C’est au moment des récoltes, moment si pénible pour les ouvriers et si inquiétant pour les cultivateurs, que commence l’intervention la plus admirable de la machinerie dans les travaux de la campagne. La préparation du sol se faisait déjà depuis longtemps avec des instrumens sans cesse meilleurs ; mais la récolte ne s’obtenait qu’à grand renfort de bras, qu’on ne trouvait pas toujours en nombre suffisant. L’importance du problème à résoudre était donc immense, car il faut, en quelques jours, couper, préparer et enlever tous les foins que mangent les animaux, couper, engerber et enlever toutes les céréales que consomme la population. Au court délai laissé par la maturité des grains et par la beauté du temps, une difficulté nouvelle, le manque des bras, venait encore ajouter ses terribles menaces. Quelques efforts que les inventeurs eussent déployés depuis le commencement du siècle pour résoudre le problème, quelques progrès qu’ils eussent réalisés, quelque foi dans le succès qu’eussent les hommes spéciaux, l’esprit public regardait, il n’y a pas longtemps encore, comme un rêve la coupe et la fenaison mécaniques des fourrages, la moisson mécanique des céréales. Aujourd’hui l’incrédulité n’est plus permise. À Vincennes en 1860, à Fouilleuse en 1859, les expériences qui ont eu lieu ont complètement réussi. L’emploi des moissonneuses, des faucheuses et des faneuses devient pratique ; il sera bientôt presque général.
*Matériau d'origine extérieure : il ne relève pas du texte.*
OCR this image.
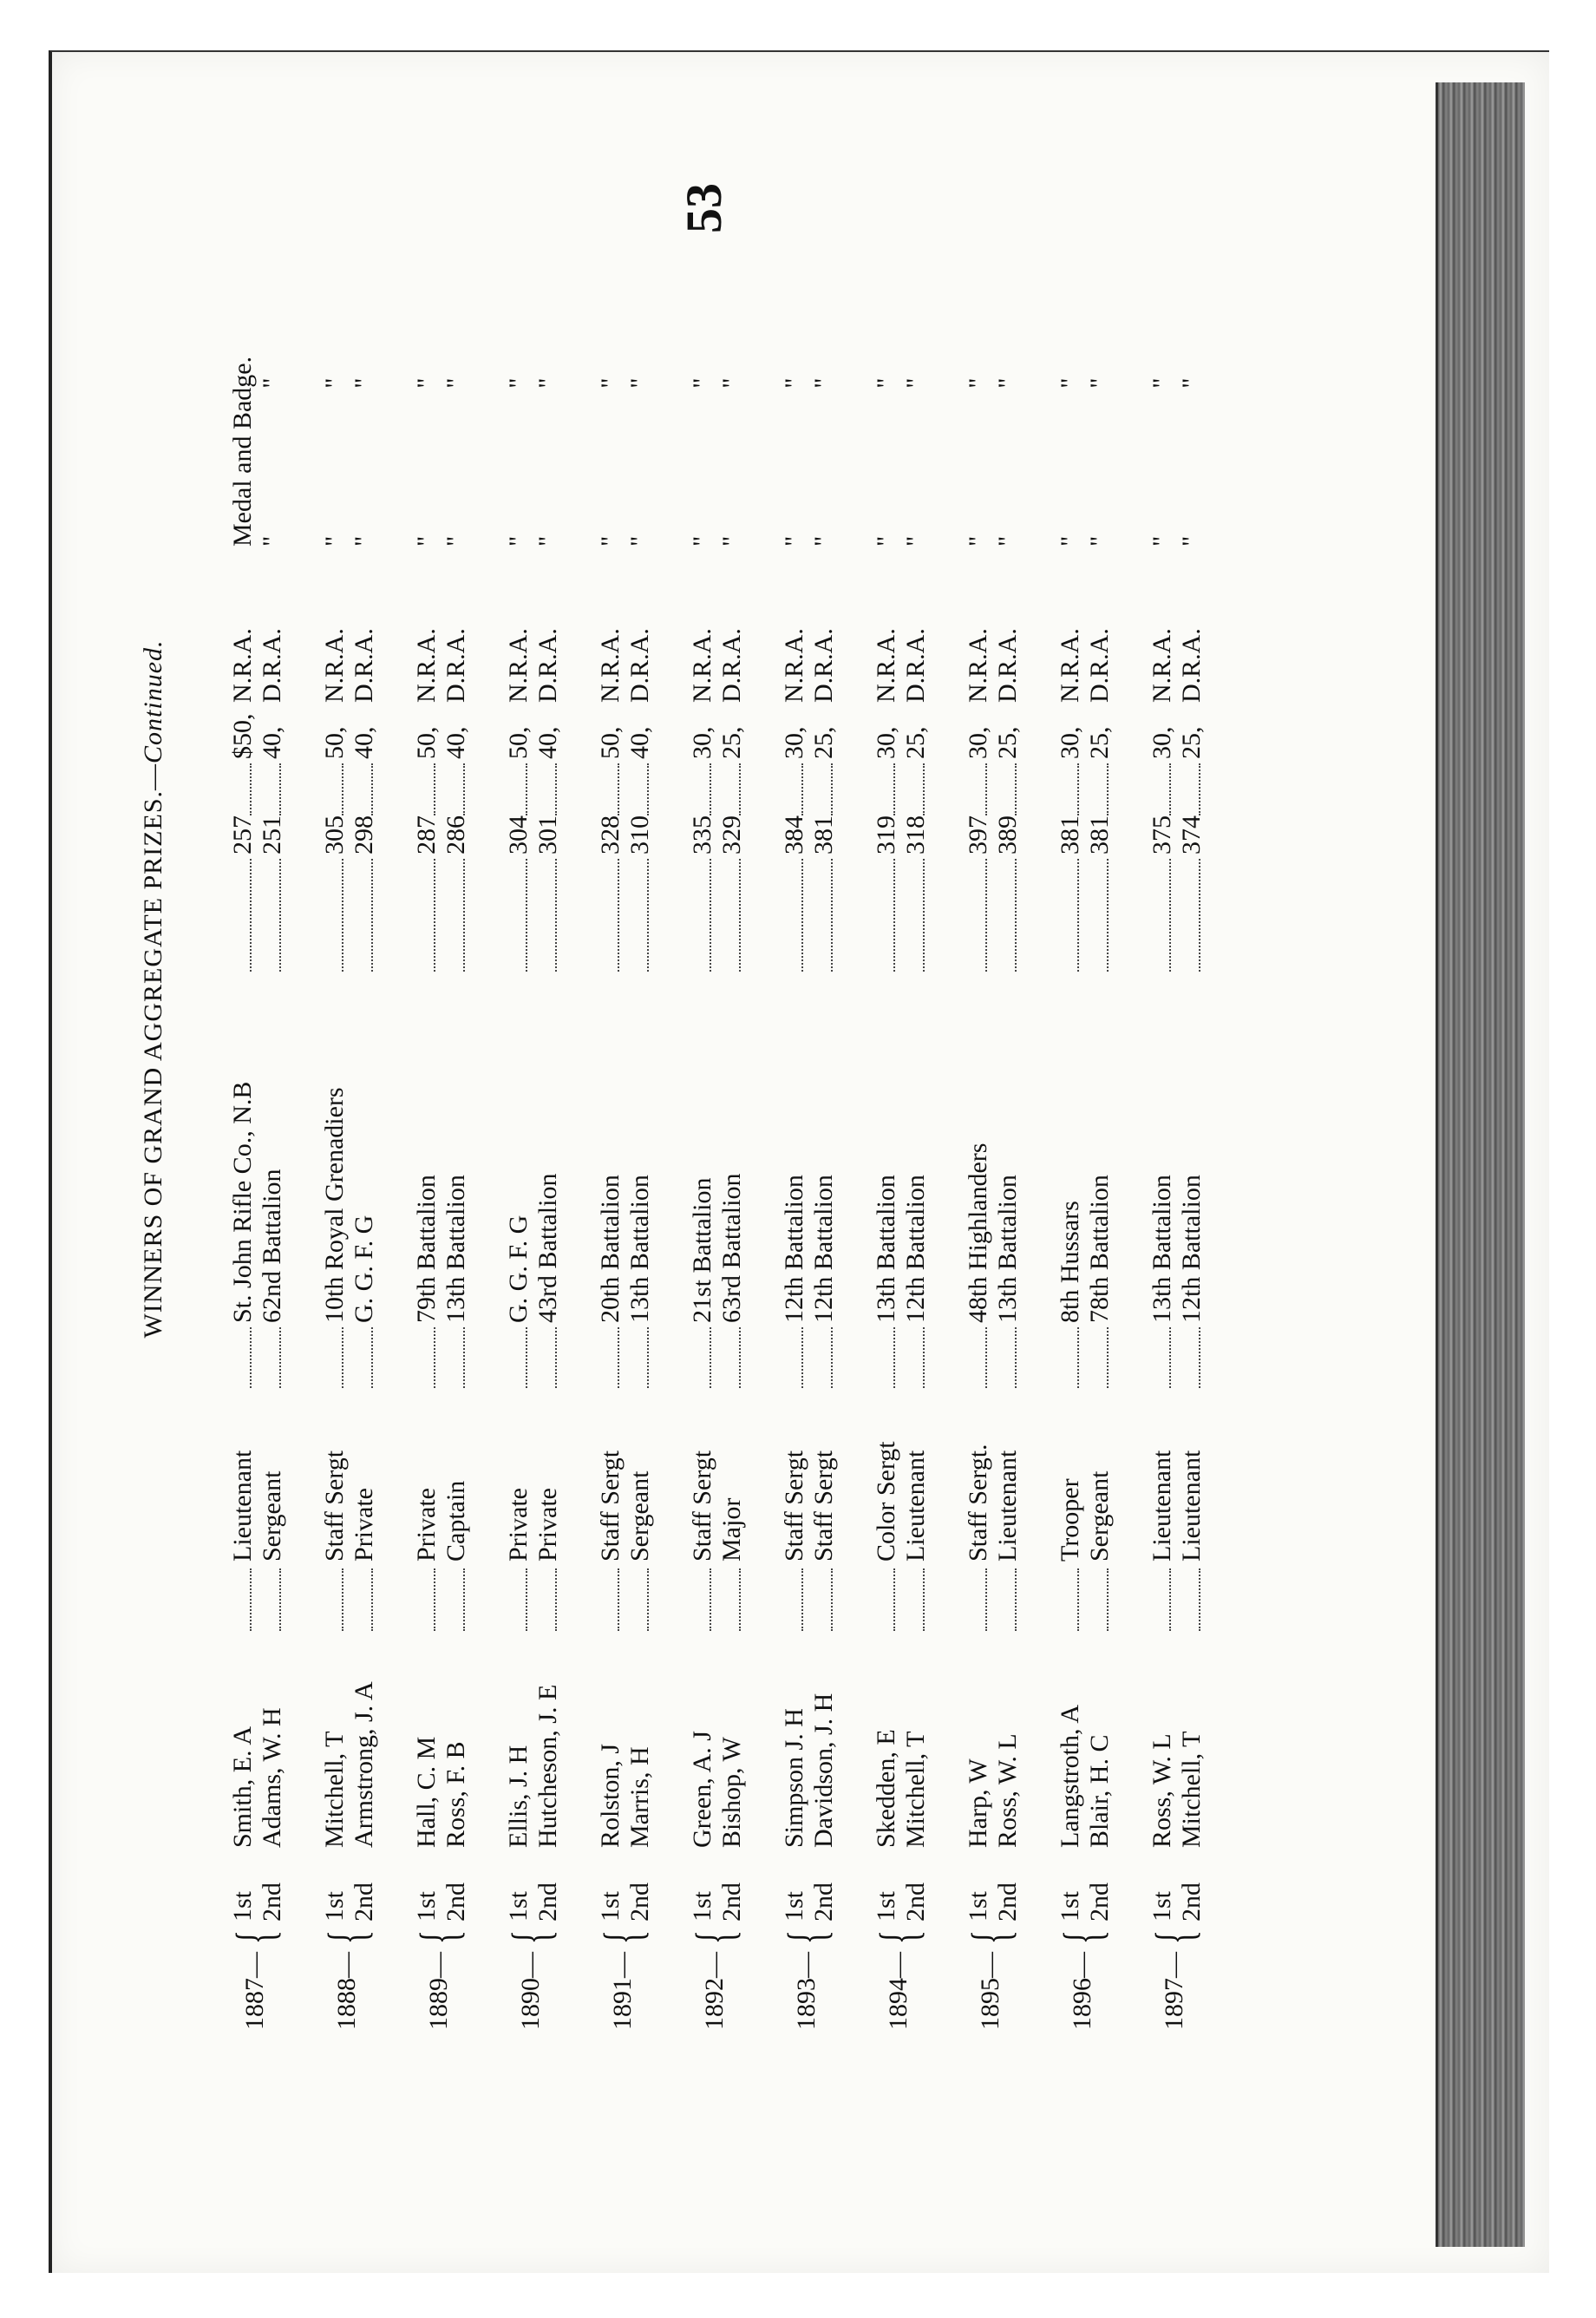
53
WINNERS OF GRAND AGGREGATE PRIZES.—Continued.
1887—
{
1st
Smith, E. A
Lieutenant
St. John Rifle Co., N.B
257
$50,
N.R.A.
Medal and Badge.
2nd
Adams, W. H
Sergeant
62nd Battalion
251
40,
D.R.A.
""
1888—
{
1st
Mitchell, T
Staff Sergt
10th Royal Grenadiers
305
50,
N.R.A.
""
2nd
Armstrong, J. A
Private
G. G. F. G
298
40,
D.R.A.
""
1889—
{
1st
Hall, C. M
Private
79th Battalion
287
50,
N.R.A.
""
2nd
Ross, F. B
Captain
13th Battalion
286
40,
D.R.A.
""
1890—
{
1st
Ellis, J. H
Private
G. G. F. G
304
50,
N.R.A.
""
2nd
Hutcheson, J. E
Private
43rd Battalion
301
40,
D.R.A.
""
1891—
{
1st
Rolston, J
Staff Sergt
20th Battalion
328
50,
N.R.A.
""
2nd
Marris, H
Sergeant
13th Battalion
310
40,
D.R.A.
""
1892—
{
1st
Green, A. J
Staff Sergt
21st Battalion
335
30,
N.R.A.
""
2nd
Bishop, W
Major
63rd Battalion
329
25,
D.R.A.
""
1893—
{
1st
Simpson J. H
Staff Sergt
12th Battalion
384
30,
N.R.A.
""
2nd
Davidson, J. H
Staff Sergt
12th Battalion
381
25,
D.R.A.
""
1894—
{
1st
Skedden, E
Color Sergt
13th Battalion
319
30,
N.R.A.
""
2nd
Mitchell, T
Lieutenant
12th Battalion
318
25,
D.R.A.
""
1895—
{
1st
Harp, W
Staff Sergt.
48th Highlanders
397
30,
N.R.A.
""
2nd
Ross, W. L
Lieutenant
13th Battalion
389
25,
D.R.A.
""
1896—
{
1st
Langstroth, A
Trooper
8th Hussars
381
30,
N.R.A.
""
2nd
Blair, H. C
Sergeant
78th Battalion
381
25,
D.R.A.
""
1897—
{
1st
Ross, W. L
Lieutenant
13th Battalion
375
30,
N.R.A.
""
2nd
Mitchell, T
Lieutenant
12th Battalion
374
25,
D.R.A.
""
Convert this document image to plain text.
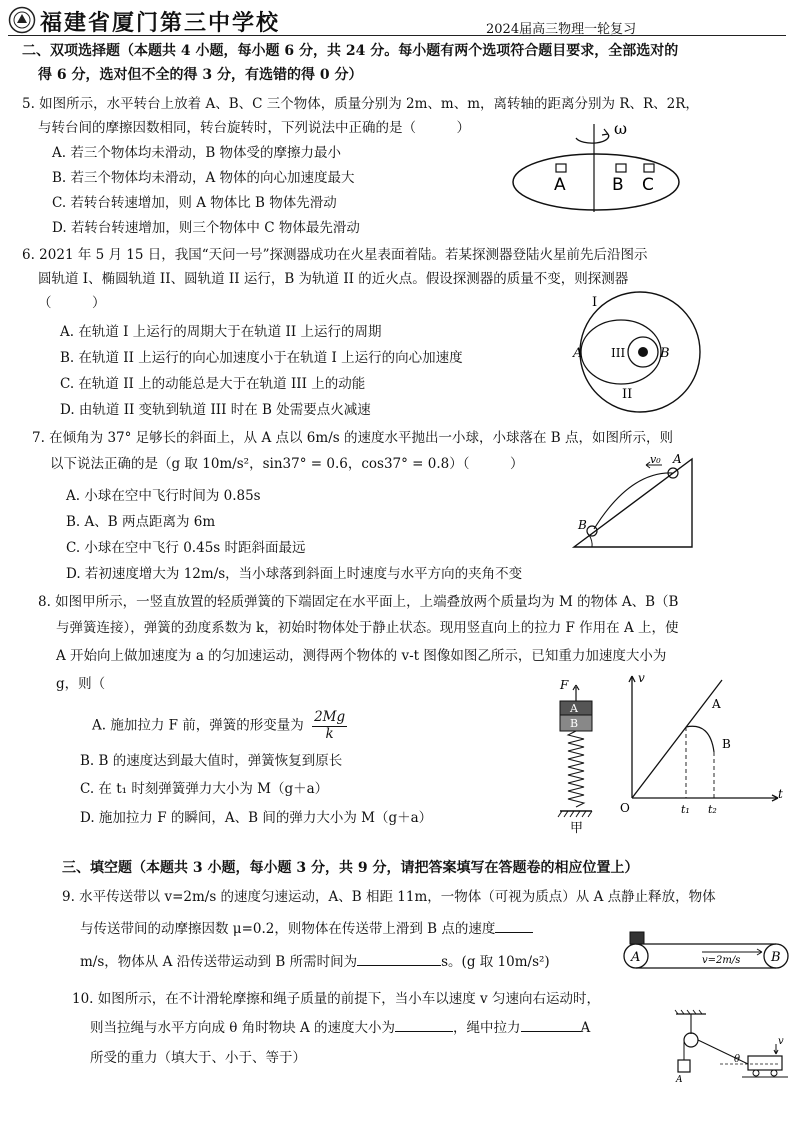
福建省厦门第三中学校	2024届高三物理一轮复习
二、双项选择题（本题共 4 小题，每小题 6 分，共 24 分。每小题有两个选项符合题目要求，全部选对的
得 6 分，选对但不全的得 3 分，有选错的得 0 分）
5. 如图所示，水平转台上放着 A、B、C 三个物体，质量分别为 2m、m、m，离转轴的距离分别为 R、R、2R，
与转台间的摩擦因数相同，转台旋转时，下列说法中正确的是（　　　）
A. 若三个物体均未滑动，B 物体受的摩擦力最小
B. 若三个物体均未滑动，A 物体的向心加速度最大
C. 若转台转速增加，则 A 物体比 B 物体先滑动
D. 若转台转速增加，则三个物体中 C 物体最先滑动
ω
A	B C
6. 2021 年 5 月 15 日，我国“天问一号”探测器成功在火星表面着陆。若某探测器登陆火星前先后沿图示
圆轨道 I、椭圆轨道 II、圆轨道 II 运行，B 为轨道 II 的近火点。假设探测器的质量不变，则探测器
（　　　）
A. 在轨道 I 上运行的周期大于在轨道 II 上运行的周期
B. 在轨道 II 上运行的向心加速度小于在轨道 I 上运行的向心加速度
C. 在轨道 II 上的动能总是大于在轨道 III 上的动能
D. 由轨道 II 变轨到轨道 III 时在 B 处需要点火减速
I
II
III
A	B
7. 在倾角为 37° 足够长的斜面上，从 A 点以 6m/s 的速度水平抛出一小球，小球落在 B 点，如图所示，则
以下说法正确的是（g 取 10m/s²，sin37° = 0.6，cos37° = 0.8）（　　　）
A. 小球在空中飞行时间为 0.85s
B. A、B 两点距离为 6m
C. 小球在空中飞行 0.45s 时距斜面最远
D. 若初速度增大为 12m/s，当小球落到斜面上时速度与水平方向的夹角不变
v₀ A
B
8. 如图甲所示，一竖直放置的轻质弹簧的下端固定在水平面上，上端叠放两个质量均为 M 的物体 A、B（B
与弹簧连接），弹簧的劲度系数为 k，初始时物体处于静止状态。现用竖直向上的拉力 F 作用在 A 上，使
A 开始向上做加速度为 a 的匀加速运动，测得两个物体的 v-t 图像如图乙所示，已知重力加速度大小为
g，则（
A. 施加拉力 F 前，弹簧的形变量为 $\frac{2Mg}{k}$
B. B 的速度达到最大值时，弹簧恢复到原长
C. 在 t₁ 时刻弹簧弹力大小为 M（g＋a）
D. 施加拉力 F 的瞬间，A、B 间的弹力大小为 M（g＋a）
F
A
B
甲
v
t
O	t₁ t₂
A
B
三、填空题（本题共 3 小题，每小题 3 分，共 9 分，请把答案填写在答题卷的相应位置上）
9. 水平传送带以 v=2m/s 的速度匀速运动，A、B 相距 11m，一物体（可视为质点）从 A 点静止释放，物体
与传送带间的动摩擦因数 μ=0.2，则物体在传送带上滑到 B 点的速度
m/s，物体从 A 沿传送带运动到 B 所需时间为	s。(g 取 10m/s²)	A	B
v=2m/s
10. 如图所示，在不计滑轮摩擦和绳子质量的前提下，当小车以速度 v 匀速向右运动时，
则当拉绳与水平方向成 θ 角时物块 A 的速度大小为	，绳中拉力	A
所受的重力（填大于、小于、等于）
A
θ
v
Il paraît positif que, dès l’antiquité, les cultivateurs intelligens s’étaient préoccupés du secours qu’on pouvait demander aux machines. Entre les ; moyens grossiers dont nos lettrés peuvent rechercher curieusement la définition dans Palladius ou dans Pline et les machines actuelles, il y a, outre la distance des siècles, toute la distance qui existe entre un grand peigne arrachant tant bien que mal des épis et une moissonneuse coupant contre terre des tiges entières qu’elle dépose régulièrement elle-même hors du chemin qu’elle doit suivre à son retour.